Get the data out What to do with the output of user jobs? Getting the data off the grid and closer to users is essential. Science happens when playing with data on laptops. Downloading data must be brain-dead easy, so Joe Q Physicist can download data. HTTP(s)? Some users have institutional computing resources larger than our data centers. We must be able to protect ourselves from (inadvertent) DOS attacks. Our storage elements are a bottleneck for users - good (protects sites from overload) or bad (slows science)?

Conditions distribution Conditions are metadata about the detector when the event data was recorded. Relatively small, can change quickly; being constantly improved. Experiments started by streaming database contents to sites. This turned into copying SQL-lite (or other format) database files around. A huge pain to track lots of small files!

Conditions distribution Conditions data is now transported through hierarchy of HTTP caches. Top-level is a Java web servlet at CERN. Each site has a local squid cache. Data transfer and access is 100% transparent to user, fast, and repeated accesses are low-latency. Thought: Can such a system scale from metadata to the real event data? Users understand how to use HTTP(s) more than grid protocols! Can we think of the LHC as a contentdistribution network?

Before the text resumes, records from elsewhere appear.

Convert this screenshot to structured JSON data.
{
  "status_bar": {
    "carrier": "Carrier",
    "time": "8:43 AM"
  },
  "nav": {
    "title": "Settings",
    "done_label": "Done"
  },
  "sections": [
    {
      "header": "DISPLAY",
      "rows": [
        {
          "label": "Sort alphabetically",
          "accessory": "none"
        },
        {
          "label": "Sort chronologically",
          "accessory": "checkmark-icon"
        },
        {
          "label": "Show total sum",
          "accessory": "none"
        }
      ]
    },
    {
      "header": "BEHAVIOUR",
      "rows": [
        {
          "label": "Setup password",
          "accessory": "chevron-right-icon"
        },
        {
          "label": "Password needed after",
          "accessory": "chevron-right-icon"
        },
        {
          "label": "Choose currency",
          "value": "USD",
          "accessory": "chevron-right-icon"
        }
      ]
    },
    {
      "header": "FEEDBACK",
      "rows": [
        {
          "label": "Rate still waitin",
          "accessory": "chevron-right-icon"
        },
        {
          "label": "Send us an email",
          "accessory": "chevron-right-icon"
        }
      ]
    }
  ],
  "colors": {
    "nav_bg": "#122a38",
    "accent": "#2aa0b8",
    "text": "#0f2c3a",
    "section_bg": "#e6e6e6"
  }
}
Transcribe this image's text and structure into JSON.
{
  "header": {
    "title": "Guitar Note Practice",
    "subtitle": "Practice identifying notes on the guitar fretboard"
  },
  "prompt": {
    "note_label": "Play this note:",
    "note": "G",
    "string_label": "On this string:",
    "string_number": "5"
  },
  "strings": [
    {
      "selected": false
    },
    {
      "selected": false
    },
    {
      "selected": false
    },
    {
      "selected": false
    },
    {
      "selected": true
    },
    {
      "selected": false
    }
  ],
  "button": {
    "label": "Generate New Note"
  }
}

Futures In the 1990 s, we had a distributed object-oriented database model of DM. In the 2000 s, we had a hierarchical(ish) explicit file management and movement model. Solutions to central workflows are in hand. In the 2010 s, it is about the physicist! Implicit instead of explicit placement? Reduce complexity to increase reliability for the end-user?

Futures We have a hard rule about data being in place before jobs are sent. Not very cloud-like. Done because in 1996 we thought the networks were fragile. But today s networks are pretty impressive! cycles if we can t stream data? How can we take advantage of opportunistic CPU Can we start jobs if 95% of the data is in place? 75? Is it quicker to retransfer files from another site instead of pulling it from tape? Should one copy always be on disk to avoid tape latency?

Conclusions The LHC has been working on managing data at the petascale for 15+ years. This led to a common model that solidified in 2005, and we have been working to make it production ready since. The CS research is 1/5 of the effort necessary to make something reliable in production. There has been continuous evolution of our data models to this point - and all signs point to continued innovation.

Departing Thoughts The most important physics is done on the laptop, not the cluster. Data management on the LHC is about reliably and quickly transforming 1PB of data to the 1GB the user cares about.